Kemal Kılıçdaroğlu’nun “Kaçacaklar” başlığıyla açıkladığı belgeler, iktidarın öfkesini çekti. Bu çıkışı üç açıdan, iktidar açısından, bürokrasi açısından ve kamuoyu açısından önemli buluyorum:
İktidar açısından bakıldığında, net bir şekilde görüldü ki, halka dişinden tırnağından artırıp erimesin diye dövize yatırdığı paraları bozdurup Türk lirasına çevirmeyi telkin eden Cumhurbaşkanı, ailesiyle birlikte paraları dolara yatırıp Amerika’ya aktarıyormuş. Sadece bu ikiyüzlülük bile AKP tabanında hala şuurunu kaybetmemiş olanların ezberini bozmaya yeter.
İkincisi, “sarılar” … Yani, suça bulaşmış bürokratlar… Kimi, “emir kuluyum” diyerek, kimisi “fırsat bu fırsat” diye düşünerek hukuksuz emirlere boyun eğdi, talana ortak oldu, cebini doldurdu. CHP lideri, onlara hesap vaktinin yaklaştığını haber verirken son bir pişmanlık şansı da sunuyor. ”Bu suç gemisinden çok geç olmadan inerseniz küçük cezalarla kurtulabilirsiniz” diyor. Bunun bürokraside yol açtığı soru işaretleri, devlet içinden sızmaya başlayan belgelerden belli…
Kamuoyu açısından bakıldığında ise, Erdoğan’ın çok uzun süre tek kale olduğu maçın sonuna doğru, rakibinin üzerine giden, onu kendini savunmaya zorlayan bir kaptan görüntüsü veriyor Kılıçdaroğlu… Artık karşı takımın koyduğu kurallarla ya da onun hapsettiği alanda oynamıyor oyunu; kuralları da konuları da kendisi belirliyor. Erdoğan bütün hatlarıyla savunmada; ne yapsa ters tepiyor: Seçim yasasını değiştirip hakemi satın almayı denedi; işe yaramadı. CHP’nin en sıkı oyuncusunu safdışı bırakmaya kalktı; partinin direnç gücünü artırdı; büyük bir mitingin oluşumunu sağladı. Taraftarın tezahüratını çarpıttı; yine ters tepti… O arada Kılıçdaroğlu, iktidarın yedek kulübesi sayılan SADAT’ı bastı; AKP takımı orayı da koruyamadı.

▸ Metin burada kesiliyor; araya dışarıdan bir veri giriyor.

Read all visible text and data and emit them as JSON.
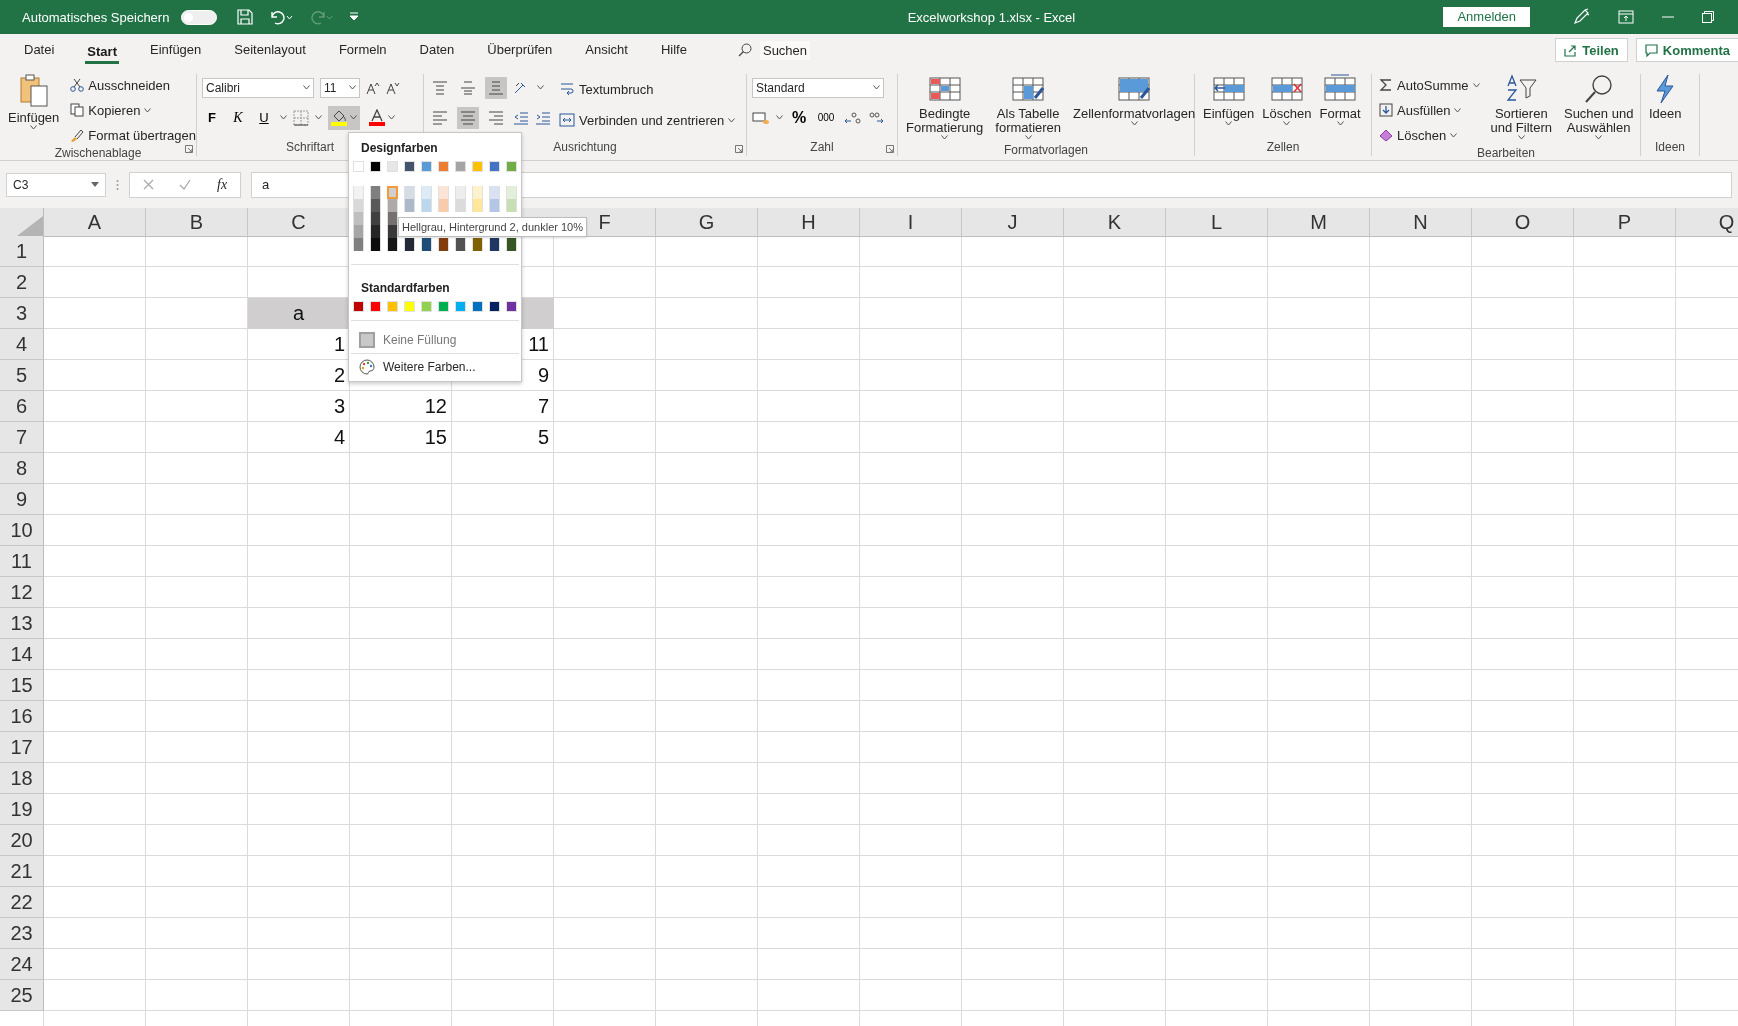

Birkaç ay önce, başkanlık yarışında şans tanınmayan Kılıçdaroğlu, peşpeşe yaptığı ataklarla mevcut adayları sollayıp öne geçiyor. İmamoğlu, yaptığı hatalarla kendi adaylığını baltalarken, Mansur Yavaş en önemli konularda ne düşündüğünü ısrarla gizlerken o, kararlı adımlarla rakip kaleye yürüyor. Erdoğan için bir yolunu bulup Kılıçdaroğlu’nu safdışı bırakmak, stadı yakmak , maçı çalmak ya da iptal ettirmek dışında yol kalmamışa benziyor.